Jeff Bezos cede hoy el trono de su Amazon y nos deja conocer su habilidad gerencial más importante

Jeff Bezos cede hoy el cetro y la corona de Amazon a Andy Jassy tras 27 años al frente del gigante del comercio electrónico. En ese tiempo, este informático nacido en Albuquerque, Estados Unidos, ha transformado una startup de venta de libros online en un imperio empresarial que domina las ventas digitales de todo tipo de productos a nivel mundial y ha expandido sus dominios a otros sectores con éxito arrollador, en el caso de los servicios en la nube de Amazon Web Services (AWS), o más moderado pero igualmente notable, en el caso Amazon Prime Video, por nombrar algunos de sus múltiples negocios.

En este ascenso meteórico al olimpo de los negocios, la capacidad de liderazgo y gestión empresarial de Bezos han marcado la diferencia frente a sus rivales, y ahora Jassy se va a enfrentar al dificilísimo reto de estar a la altura de una de las mentes empresariales más brillantes de las últimas décadas. Para afrontar el desafío, a buen seguro que el hasta ahora CEO de AWS ha tomado buena nota de las lecciones de dirección y management que ha ido desgranando el fundador de Amazon a lo largo de estos años en conferencias, entrevistas y sus célebres cartas. A continuación recogemos las más destacadas.

Gestionar una multinacional como si fuese una startup

Uno de los consejos empresariales que más ha repetido Bezos a lo largo de estos años es que hay que mantener siempre la ‘mentalidad del día uno’, es decir, pensar en la compañía como una startup sin importar cuánto haya crecido. Esto implica, entre otras cosas, mantener siempre los pies en la tierra, en contacto constante con el cliente, tener la mente siempre puesta en la innovación y no desperdiciar recursos.

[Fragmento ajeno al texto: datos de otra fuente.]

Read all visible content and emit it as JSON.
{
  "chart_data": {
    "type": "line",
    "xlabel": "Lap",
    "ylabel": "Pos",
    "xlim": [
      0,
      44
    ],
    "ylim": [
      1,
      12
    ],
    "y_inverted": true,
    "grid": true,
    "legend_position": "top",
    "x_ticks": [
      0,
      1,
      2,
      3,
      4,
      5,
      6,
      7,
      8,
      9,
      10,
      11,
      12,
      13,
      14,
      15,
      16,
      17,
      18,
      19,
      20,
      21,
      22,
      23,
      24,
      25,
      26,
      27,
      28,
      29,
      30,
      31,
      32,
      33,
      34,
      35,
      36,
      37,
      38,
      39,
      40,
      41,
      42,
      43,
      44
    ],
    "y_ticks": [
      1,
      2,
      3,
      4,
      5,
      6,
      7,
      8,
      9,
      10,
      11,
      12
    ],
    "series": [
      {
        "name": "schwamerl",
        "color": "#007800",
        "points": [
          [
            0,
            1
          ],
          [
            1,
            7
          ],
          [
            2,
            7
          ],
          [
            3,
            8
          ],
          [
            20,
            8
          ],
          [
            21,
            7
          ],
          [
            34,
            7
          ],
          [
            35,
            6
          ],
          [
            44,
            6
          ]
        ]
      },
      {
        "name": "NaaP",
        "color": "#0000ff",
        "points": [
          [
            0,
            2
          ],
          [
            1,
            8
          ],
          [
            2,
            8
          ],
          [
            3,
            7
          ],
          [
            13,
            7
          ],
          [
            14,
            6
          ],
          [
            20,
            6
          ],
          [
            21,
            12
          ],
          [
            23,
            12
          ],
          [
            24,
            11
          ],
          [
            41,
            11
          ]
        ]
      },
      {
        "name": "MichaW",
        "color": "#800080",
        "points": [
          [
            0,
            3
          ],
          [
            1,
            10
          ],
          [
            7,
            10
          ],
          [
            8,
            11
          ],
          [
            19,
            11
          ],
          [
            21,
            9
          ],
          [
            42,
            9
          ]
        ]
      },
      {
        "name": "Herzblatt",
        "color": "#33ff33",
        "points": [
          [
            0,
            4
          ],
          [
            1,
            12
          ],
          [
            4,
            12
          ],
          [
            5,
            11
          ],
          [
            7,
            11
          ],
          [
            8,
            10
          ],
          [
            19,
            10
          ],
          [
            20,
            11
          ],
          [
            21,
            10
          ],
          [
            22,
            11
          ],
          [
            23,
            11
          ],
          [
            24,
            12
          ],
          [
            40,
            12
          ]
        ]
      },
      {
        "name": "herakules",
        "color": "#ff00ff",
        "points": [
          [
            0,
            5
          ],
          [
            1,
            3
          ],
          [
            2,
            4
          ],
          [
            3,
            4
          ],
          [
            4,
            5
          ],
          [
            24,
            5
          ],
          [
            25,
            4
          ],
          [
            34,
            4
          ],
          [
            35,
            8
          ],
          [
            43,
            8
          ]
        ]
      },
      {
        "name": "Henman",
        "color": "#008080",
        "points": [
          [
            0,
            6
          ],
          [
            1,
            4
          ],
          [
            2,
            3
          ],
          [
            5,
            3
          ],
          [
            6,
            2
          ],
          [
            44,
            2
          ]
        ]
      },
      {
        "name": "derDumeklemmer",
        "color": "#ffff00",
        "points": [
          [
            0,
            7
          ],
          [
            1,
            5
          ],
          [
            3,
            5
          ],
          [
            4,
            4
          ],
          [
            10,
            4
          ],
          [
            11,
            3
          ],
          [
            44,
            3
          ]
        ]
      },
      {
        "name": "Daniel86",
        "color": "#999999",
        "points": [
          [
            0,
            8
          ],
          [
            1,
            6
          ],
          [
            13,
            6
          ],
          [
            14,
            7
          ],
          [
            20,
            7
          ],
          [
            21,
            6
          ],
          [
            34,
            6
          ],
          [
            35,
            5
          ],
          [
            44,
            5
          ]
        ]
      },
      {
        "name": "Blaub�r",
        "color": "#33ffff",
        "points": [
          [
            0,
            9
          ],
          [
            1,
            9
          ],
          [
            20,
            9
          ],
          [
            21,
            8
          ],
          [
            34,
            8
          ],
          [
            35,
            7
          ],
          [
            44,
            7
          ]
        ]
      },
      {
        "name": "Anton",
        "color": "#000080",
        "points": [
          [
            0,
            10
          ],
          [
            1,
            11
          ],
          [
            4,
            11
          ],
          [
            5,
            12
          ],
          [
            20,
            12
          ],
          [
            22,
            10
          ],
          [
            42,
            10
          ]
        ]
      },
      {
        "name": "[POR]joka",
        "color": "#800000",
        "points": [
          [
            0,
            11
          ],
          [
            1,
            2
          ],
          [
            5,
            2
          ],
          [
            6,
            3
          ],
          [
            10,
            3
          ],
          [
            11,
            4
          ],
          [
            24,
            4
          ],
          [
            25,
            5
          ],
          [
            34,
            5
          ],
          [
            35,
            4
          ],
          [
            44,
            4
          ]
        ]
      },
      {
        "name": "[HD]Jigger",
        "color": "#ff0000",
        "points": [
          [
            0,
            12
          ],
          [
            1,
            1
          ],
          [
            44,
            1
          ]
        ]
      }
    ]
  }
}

El fundador de Amazon opina que el responsable de una empresa, o de una de las divisiones del negocio de ésta, nunca debe perder de vista a las personas a las que sirve, es decir, a los clientes. Por esa razón, hasta el día de hoy Bezos ha mantenido abierto un correo público -jeff@amazon.com- bajo su supervisión directa, en el que los usuarios de sus diversos negocios podían escribirle para enviarle críticas y sugerencias.

Para Bezos, muchos CEO están a menudo más atentos a lo que hace la competencia que a las peticiones y comportamientos de los clientes, lo que considera un error importante, ya que si sólo adoptas medidas y creas herramientas en función de lo que haga la competencia, es poco probable que se haga algo realmente innovador. En cambio, si escuchas los problemas de los usuarios y observas sus preferencias, siempre será posible pensar en soluciones nuevas que mejoren su experiencia como consumidor.

“Nuestros clientes están muy contentos. Pero sus expectativas nunca son estáticas, aumentan. Es la naturaleza humana. No ascendimos desde nuestros días de cazadores-recolectores estando satisfechos. La gente tiene un apetito voraz por mejorar, y lo que ayer era ‘wow’ hoy se convierte rápidamente en lo ordinario. No puedes dormirte en los laureles. Los clientes no lo harán”, señalaba Bezos en una carta a sus accionistas en 2018.

Para mantener alto el nivel de innovación, Bezos también recomienda preservar la humildad sin importar cuánto crezca la empresa. El fundador de Amazon señala que por muy bien que vaya una compañía, siempre tendrá aspectos que puedan mejorar, y ser consciente de ello, buscar constantemente esos puntos flacos y tratar de solventarlos mantendrán en forma a la compañía.

En este sentido, aconseja apoyarse en los avances tecnológicos para detectar los aspectos mejorables de la empresa. Así, por ejemplo, muchas de las funciones y productos que ha ido lanzando Amazon a lo largo de los años se han basado en el análisis exhaustivo de sus métricas internas y los datos de navegación y compra de los clientes. Esto último, según Forbes, les habría llevado a determinar que el retraso de 0,1 segundo en la carga de sus páginas contribuía a que el 1% de los usuarios abandonase la web y no siguiese comprando.

Por último, en esa ‘mentalidad del primer día’ también considera importante no desperdiciar recursos. Así, las oficinas de Amazon suelen ser bastante sobrias en comparación con la de otros gigantes digitales como Google, y la empresa nunca paga billetes de primera clase en viajes de negocio de sus directivos, entre otras medidas de contención de gasto.